To prove this, it is on record that the price of oil was approximately three times the initial price. There was speculation that money was flowing from the household finances into commodities. The financial institutions were also blamed for the increased commodity prices.

There existed an acute shortage of raw materials and hence increasing the cost of production. This scenario subsequently raised the prices of essential commodities. The raw material crisis was somehow contributed by the Chinese dominance in Africa and the other potential states in the world. The soaring prices of oil directly affect the arithmetic involved in consumer spending.

Most often, production cost is transferred to the consumers who are required to spend more on gasoline and gas than on the other essential commodities. During the financial crisis, house bubble was part and parcel of all these occurrences and hence its exacerbation as a result. The pending issues were not solved in accordance with the economic situation due to the surging oil prices. The oil producing countries were the main beneficiaries of this scheme as they ended up accumulating most of the wealth.

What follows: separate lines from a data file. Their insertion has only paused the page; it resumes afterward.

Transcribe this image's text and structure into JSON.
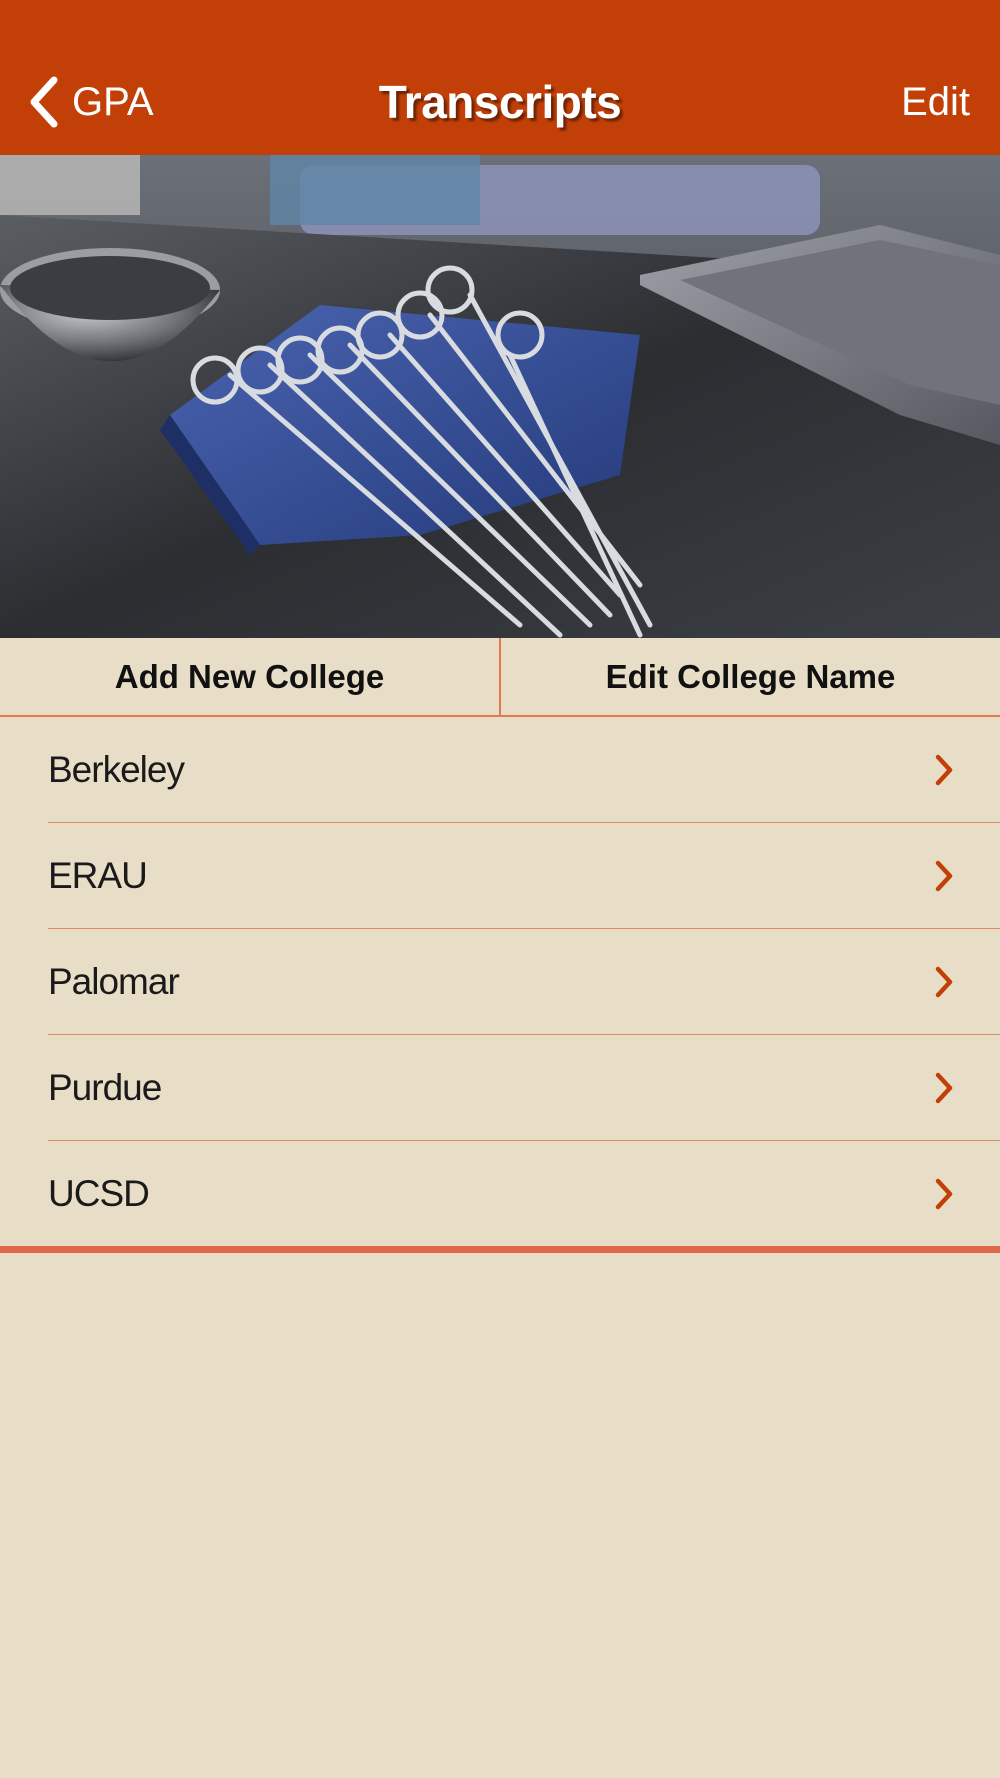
{
  "navbar": {
    "back_label": "GPA",
    "title": "Transcripts",
    "edit_label": "Edit",
    "back_icon": "chevron-left-icon",
    "background_color": "#C24008"
  },
  "hero": {
    "subject": "surgical-instruments-photo"
  },
  "actions": {
    "add_label": "Add New College",
    "edit_name_label": "Edit College Name"
  },
  "colleges": [
    {
      "name": "Berkeley"
    },
    {
      "name": "ERAU"
    },
    {
      "name": "Palomar"
    },
    {
      "name": "Purdue"
    },
    {
      "name": "UCSD"
    }
  ],
  "theme": {
    "background": "#E8DEC8",
    "accent": "#C24008",
    "separator": "#E08A66",
    "chevron_icon": "chevron-right-icon"
  }
}
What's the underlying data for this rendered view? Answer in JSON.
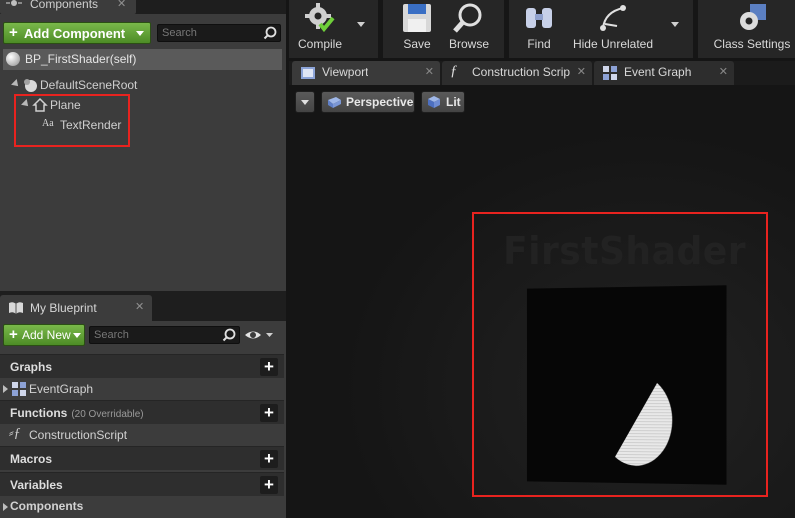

Apparently, the oil importing countries had to spend more in purchasing the oil and hence the cost of commodity production in the respective states increased. The consumers were the main sufferers because they had to redirect finances from other avenues to settle the commodity bills. Copper and Nickel prices also went high prior to the crisis. Without any doubt, it is evident that the effects of the price instabilities and price variations contributed to the financial crisis.

Two essays on financial crisis and banking

Economists are the principle advisors whenever economic issues such as depression, recession and stability are concerned. They are required to analyze the past financial crisis and should be responsible for forecasting any impending economic crisis. They are also required to advice the ordinary people, stakeholders and financial institutions on economic trends, future crises and the mitigation measures of mitigating them.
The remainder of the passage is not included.